Siatkarki Budowlanych udanie zrewanżowały się Legionovii za porażkę w pierwszej rundzie, wygrywając w Łodzi 3:0. - Chciałyśmy zmazać tę plamę, żeby wszyscy wiedzieli, że potrafimy grać dobrą siatkówkę - mówiła po meczu Marta Wójcik.
Udanie zrewanżowałyście się Legionovii za porażkę w pierwszej rundzie. Spodziewałyście się tak łatwego zwycięstwa?
Marta Wójcik: – W Legionowie zagrałyśmy chyba wtedy najgorszy mecz w sezonie. Mimo że w innych meczach przegrywałyśmy znacznie wyżej, to tam naprawdę nam mecz nie wyszedł. Miałyśmy więc co w rewanżu tuszować i chciałyśmy zmazać tę plamę, żeby wszyscy wiedzieli, że potrafimy grać dobrą siatkówkę.
Dużo pomogła wam dziś zagrywka i błędy w przyjęciu popełniane przez rywalki.
– Zdecydowanie tak, ostatni tydzień dużo pracowałyśmy nad zagrywką, nad tym, by była ona kierunkowa.
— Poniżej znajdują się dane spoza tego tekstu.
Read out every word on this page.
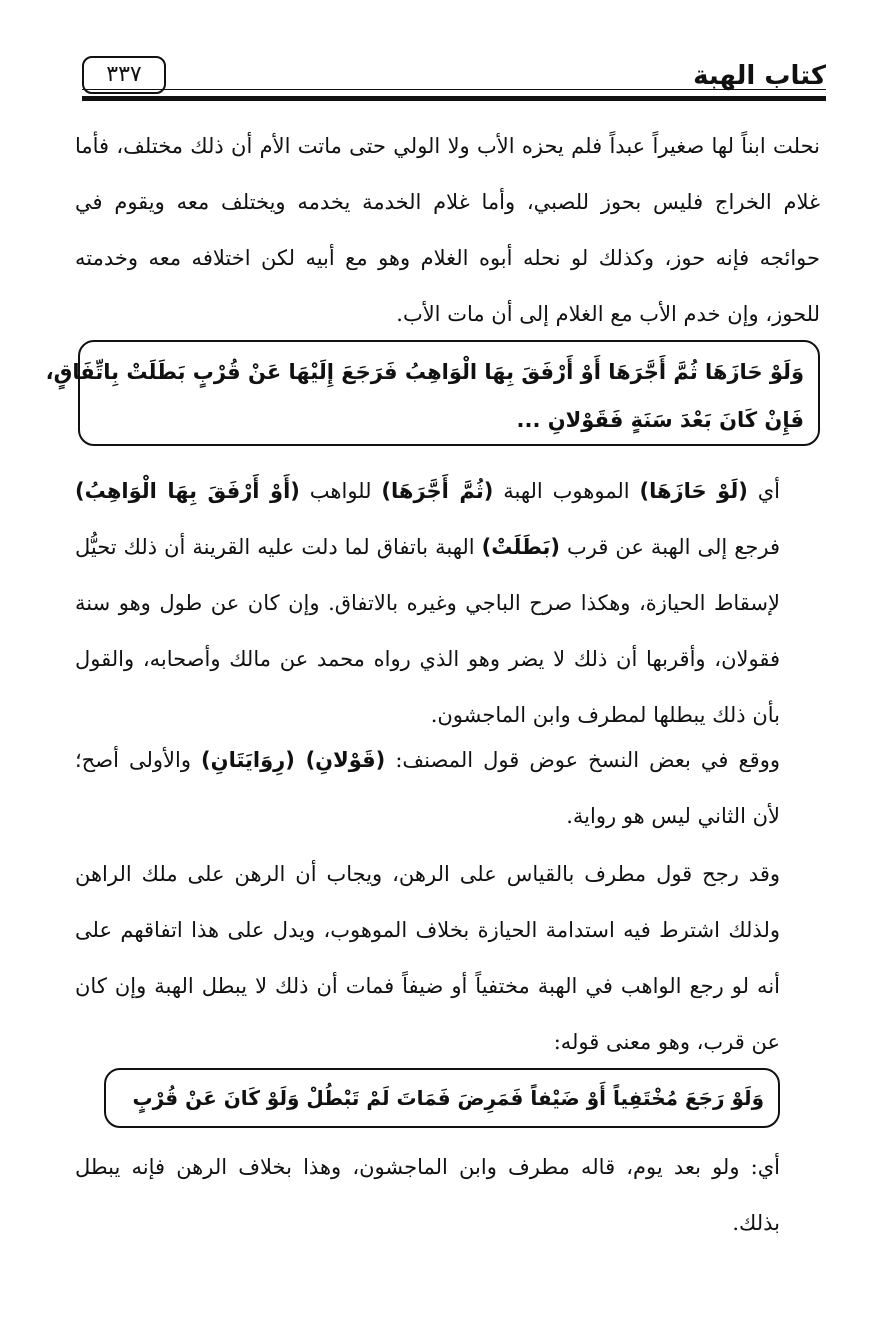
كتاب الهبة
٣٣٧
نحلت ابناً لها صغيراً عبداً فلم يحزه الأب ولا الولي حتى ماتت الأم أن ذلك مختلف، فأما غلام الخراج فليس بحوز للصبي، وأما غلام الخدمة يخدمه ويختلف معه ويقوم في حوائجه فإنه حوز، وكذلك لو نحله أبوه الغلام وهو مع أبيه لكن اختلافه معه وخدمته للحوز، وإن خدم الأب مع الغلام إلى أن مات الأب.
وَلَوْ حَازَهَا ثُمَّ أَجَّرَهَا أَوْ أَرْفَقَ بِهَا الْوَاهِبُ فَرَجَعَ إِلَيْهَا عَنْ قُرْبٍ بَطَلَتْ بِاتِّفَاقٍ،
فَإِنْ كَانَ بَعْدَ سَنَةٍ فَقَوْلانِ ...
أي (لَوْ حَازَهَا) الموهوب الهبة (ثُمَّ أَجَّرَهَا) للواهب (أَوْ أَرْفَقَ بِهَا الْوَاهِبُ) فرجع إلى الهبة عن قرب (بَطَلَتْ) الهبة باتفاق لما دلت عليه القرينة أن ذلك تحيُّل لإسقاط الحيازة، وهكذا صرح الباجي وغيره بالاتفاق. وإن كان عن طول وهو سنة فقولان، وأقربها أن ذلك لا يضر وهو الذي رواه محمد عن مالك وأصحابه، والقول بأن ذلك يبطلها لمطرف وابن الماجشون.
ووقع في بعض النسخ عوض قول المصنف: (قَوْلانِ) (رِوَايَتَانِ) والأولى أصح؛ لأن الثاني ليس هو رواية.
وقد رجح قول مطرف بالقياس على الرهن، ويجاب أن الرهن على ملك الراهن ولذلك اشترط فيه استدامة الحيازة بخلاف الموهوب، ويدل على هذا اتفاقهم على أنه لو رجع الواهب في الهبة مختفياً أو ضيفاً فمات أن ذلك لا يبطل الهبة وإن كان عن قرب، وهو معنى قوله:
وَلَوْ رَجَعَ مُخْتَفِياً أَوْ ضَيْفاً فَمَرِضَ فَمَاتَ لَمْ تَبْطُلْ وَلَوْ كَانَ عَنْ قُرْبٍ
أي: ولو بعد يوم، قاله مطرف وابن الماجشون، وهذا بخلاف الرهن فإنه يبطل بذلك.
Dziewczyny z Legionowa z kolei nie zagrały tak dobrze zagrywką jak u siebie. Ta duża hala w Łodzi chyba im nie sprzyja.
Przed wami mecz z przeżywającym ogromne problemy AZS Białystok. Jedziecie tam po zwycięstwo?
– Jedziemy wygrać za trzy punkty. Zdajemy sobie sprawę z problemów tego zespołu, ale tak naprawdę wiele klubów w tej lidze ma problemy, chociaż o tym nie mówi się głośno. Wydaje mi się jednak, że jak wielkie te problemy by nie były, to ten zespół u siebie, w tej ciemnej małej sali, jest dalej bardzo niebezpieczny. Ma w swoim składzie szaloną Krystle Esdelle i od jej formy zależy wiele, jak AZS zagra w meczu z nami.
Macie już zapewnione miejsce w czołowej ósemce. Czy już zastanawiacie się, na kogo traficie w I rundzie play-off?
– Na razie skupiamy się na najbliższym spotkaniu. Chcemy zdobyć te trzy punkty i być jak najwyżej w tabeli. Chcemy uniknąć ósmego miejsca, a potem dobrze przygotować się do rozgrywek play-off.